> (BTW, it's a shame that Apple and others will make millions implementing
> Dylan on PCs,
Will they? It is very hard to get a new language to take off, and
generally it has less to do with the intrinsic merits of the language
than with other factors. (But I agree that wide availability can help.)
Would C++ have got anywhere without that name?
Around 1982 Basic was one of the widely used languages because it was
available on lots of little PCs. I wanted to call Pop-11 Superbasic, for
marketing reasons, because it combined the best features of Basic
(interactivity) with other good things. but nobody else agreed.
I don't know what we'd have called Poplog in that case!

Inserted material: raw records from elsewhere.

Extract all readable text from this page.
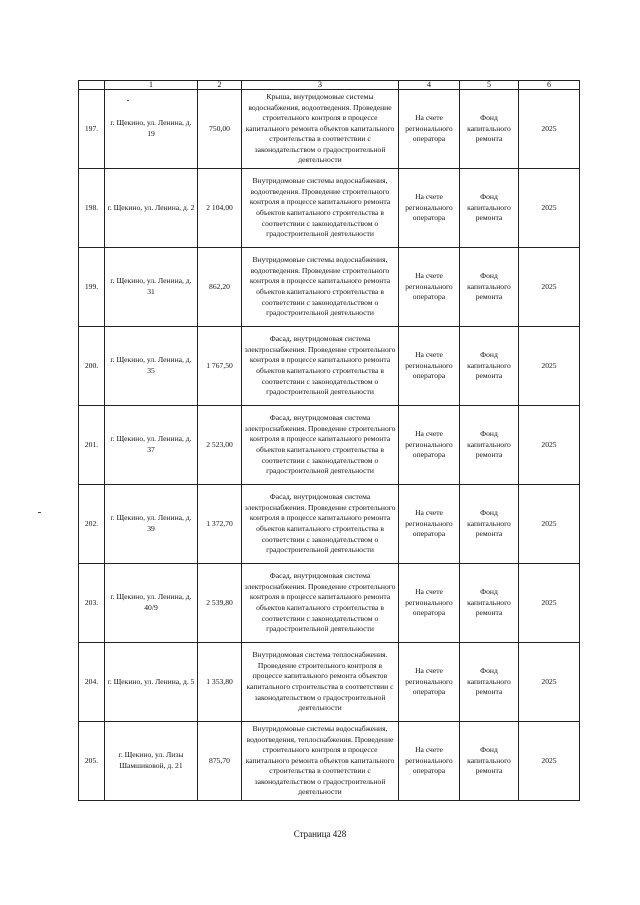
	1	2	3	4	5	6
197.	г. Щекино, ул. Ленина, д. 19	750,00	Крыша, внутридомовые системы водоснабжения, водоотведения. Проведение строительного контроля в процессе капитального ремонта объектов капитального строительства в соответствии с законодательством о градостроительной деятельности	На счете регионального оператора	Фонд капитального ремонта	2025
198.	г. Щекино, ул. Ленина, д. 2	2 104,00	Внутридомовые системы водоснабжения, водоотведения. Проведение строительного контроля в процессе капитального ремонта объектов капитального строительства в соответствии с законодательством о градостроительной деятельности	На счете регионального оператора	Фонд капитального ремонта	2025
199.	г. Щекино, ул. Ленина, д. 31	862,20	Внутридомовые системы водоснабжения, водоотведения. Проведение строительного контроля в процессе капитального ремонта объектов капитального строительства в соответствии с законодательством о градостроительной деятельности	На счете регионального оператора	Фонд капитального ремонта	2025
200.	г. Щекино, ул. Ленина, д. 35	1 767,50	Фасад, внутридомовая система электроснабжения. Проведение строительного контроля в процессе капитального ремонта объектов капитального строительства в соответствии с законодательством о градостроительной деятельности	На счете регионального оператора	Фонд капитального ремонта	2025
201.	г. Щекино, ул. Ленина, д. 37	2 523,00	Фасад, внутридомовая система электроснабжения. Проведение строительного контроля в процессе капитального ремонта объектов капитального строительства в соответствии с законодательством о градостроительной деятельности	На счете регионального оператора	Фонд капитального ремонта	2025
202.	г. Щекино, ул. Ленина, д. 39	1 372,70	Фасад, внутридомовая система электроснабжения. Проведение строительного контроля в процессе капитального ремонта объектов капитального строительства в соответствии с законодательством о градостроительной деятельности	На счете регионального оператора	Фонд капитального ремонта	2025
203.	г. Щекино, ул. Ленина, д. 40/9	2 539,80	Фасад, внутридомовая система электроснабжения. Проведение строительного контроля в процессе капитального ремонта объектов капитального строительства в соответствии с законодательством о градостроительной деятельности	На счете регионального оператора	Фонд капитального ремонта	2025
204.	г. Щекино, ул. Ленина, д. 5	1 353,80	Внутридомовая система теплоснабжения. Проведение строительного контроля в процессе капитального ремонта объектов капитального строительства в соответствии с законодательством о градостроительной деятельности	На счете регионального оператора	Фонд капитального ремонта	2025
205.	г. Щекино, ул. Лизы Шамшиковой, д. 21	875,70	Внутридомовые системы водоснабжения, водоотведения, теплоснабжения. Проведение строительного контроля в процессе капитального ремонта объектов капитального строительства в соответствии с законодательством о градостроительной деятельности	На счете регионального оператора	Фонд капитального ремонта	2025
Страница 428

> ....while Poplog Pop-11 isn't available on standard Windows
> PCs and Macs (without UNIX). More on that later. Sounds to me like folks
> at Integral Solutions aren't thinking BIG. I once heard the argument that
> there really isn't a big demand for a dynamic OOP system on PCs, but
> the great interest in Dylan seems to contradict that.)
I don't know that the interest is all that great. Despite the backing of
Apple, comp.lang.dylan only has about 2.5 times as many articles as
comp.lang.pop (at least reaching here), and a lot of them are complaints
about the design. E.g. here's a recurring theme.
Re: Why isn't Dylan syntax more like C/C++? ][ dolfi@hermes.zkm.de (Adolf Mathias)
Re: Why isn't Dylan syntax more like C/C++? ][ jeff@aiai.edinburgh.ac.uk (Jeff Dalton)
Re: Why isn't Dylan syntax more like C/C++? ][ sandvik@newton.apple.com (Kent Sandvik)
Re: why isn't dylan syntax more l ][ Mike_Rossetti@dayna.com (Mike Rossetti)
Re: Why isn't Dylan syntax more like C/C++? ][ sdm7g@elvis.med.virginia.edu ("Steven D. Majewski")
Re: Why isn't Dylan syntax more like C/C++? ][ ramapo@crestone.ssd.kodak.com (Pete Hoch x39699)
Re: why isn't dylan syntax more l ][ hall@aplcenmp.apl.jhu.edu (Marty Hall)
Re: Why isn't Dylan syntax more like C++ ][ robin@cambridge.apple.com (Robin Mair)
Re: Why isn't Dylan syntax more like C/C++? ][ tesler@taurus.apple.com
Re: Why isn't Dylan syntax more like C/C++? ][ krk@oit.itd.umich.edu (Kenneth Knight)
Much of the content of those messages is like the discussions of Lisp
syntax vs Pop syntax. I gather Dylan has moved away from Lisp syntax
recently.
But if Dylan really does take off, maybe it will be a good language for
Pop lovers to move to? (I.e. better than Lisp or Scheme?) I have not
read about it in detail so I don't know what it is really like.